Strings stored in a text file can be edited “on the fly” before being stored in a group. For instance, the user could give the following response to a prompt for IN_FILES:

  ^NGC_OBJECTS.LIS|_RAW|_CAL|

This would cause the GRP package to read the values stored in text file NGC_OBJECTS.LIS, replacing all occurrences of the string “_RAW” with the string “_CAL”. If the file NGC_OBJECTS.LIS contained the same values as before, then the editing would also be applied to the values stored in the file OTHERS.LIS. Modification.  As an example of the use of “modification”, let’s suppose that the user responds to the prompt for OUT_FILES with the string:

  A_*2|RAW|FLAT|

This would cause the application to generate six strings, based on the six strings held in the first group (see programming note (8)). The names are generated as follows

(1)
First, a copy of the six names in the first group is made and stored in the second group.
(2)
Next, any occurrence of the string “RAW” within any of these names is replaced with the string “FLAT”. This leaves the second group holding the names:

  IC_1575_FLAT
  IC_4320_FLAT
  NGC_5128_FLAT
  NGC_2534_FLAT
  NGC_1947_FLAT
  NGC_3302_FLAT

(3)
Next, each name is substituted in turn for the “” character in the string to the left of the first “” character. Thus each name is prefixed by “A_” and suffixed by “2”. The second group finally holds the names:

  A_IC_1575_FLAT2
  A_IC_4320_FLAT2
  A_NGC_5128_FLAT2
  A_NGC_2534_FLAT2
  A_NGC_1947_FLAT2
  A_NGC_3302_FLAT2

Modification can be combined with indirection and/or the specification of literal strings.
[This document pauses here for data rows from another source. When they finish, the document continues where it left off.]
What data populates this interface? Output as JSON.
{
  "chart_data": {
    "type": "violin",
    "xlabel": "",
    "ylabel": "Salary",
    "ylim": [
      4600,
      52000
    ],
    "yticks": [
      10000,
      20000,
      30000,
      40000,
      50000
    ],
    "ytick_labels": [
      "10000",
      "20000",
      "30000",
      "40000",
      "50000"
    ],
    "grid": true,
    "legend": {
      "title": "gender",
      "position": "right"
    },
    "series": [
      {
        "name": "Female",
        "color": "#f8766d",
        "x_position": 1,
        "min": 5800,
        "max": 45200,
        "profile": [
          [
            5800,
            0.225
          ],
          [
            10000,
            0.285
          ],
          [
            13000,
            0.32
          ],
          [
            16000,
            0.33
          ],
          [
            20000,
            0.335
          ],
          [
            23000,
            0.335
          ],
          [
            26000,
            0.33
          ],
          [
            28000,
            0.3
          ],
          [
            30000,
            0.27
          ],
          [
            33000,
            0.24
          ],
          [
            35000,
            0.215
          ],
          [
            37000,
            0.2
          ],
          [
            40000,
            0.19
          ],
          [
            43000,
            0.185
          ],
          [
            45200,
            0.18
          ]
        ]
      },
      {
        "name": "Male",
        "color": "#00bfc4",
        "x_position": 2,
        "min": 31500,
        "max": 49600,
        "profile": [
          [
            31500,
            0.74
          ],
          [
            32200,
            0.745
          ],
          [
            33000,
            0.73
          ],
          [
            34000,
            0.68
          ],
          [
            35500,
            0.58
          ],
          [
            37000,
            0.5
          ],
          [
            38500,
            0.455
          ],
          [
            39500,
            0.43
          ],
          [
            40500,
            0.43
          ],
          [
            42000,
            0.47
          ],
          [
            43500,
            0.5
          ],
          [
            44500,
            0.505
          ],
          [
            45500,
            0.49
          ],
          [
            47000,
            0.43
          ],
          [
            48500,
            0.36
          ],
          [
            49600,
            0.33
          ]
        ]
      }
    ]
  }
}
For instance, the user could have replied to the prompt for OUT_FILES with the string:

  NEW_FILE,A_*2|RAW|FLAT|,^LIST.DAT

This would have caused the second group to contain not only the six names described above, but also the additional names NEW_FILE and any names read from the text file LIST.DAT. In this case, the number of output files would have exceeded the number of input files and the check described in programming note (9) would fail.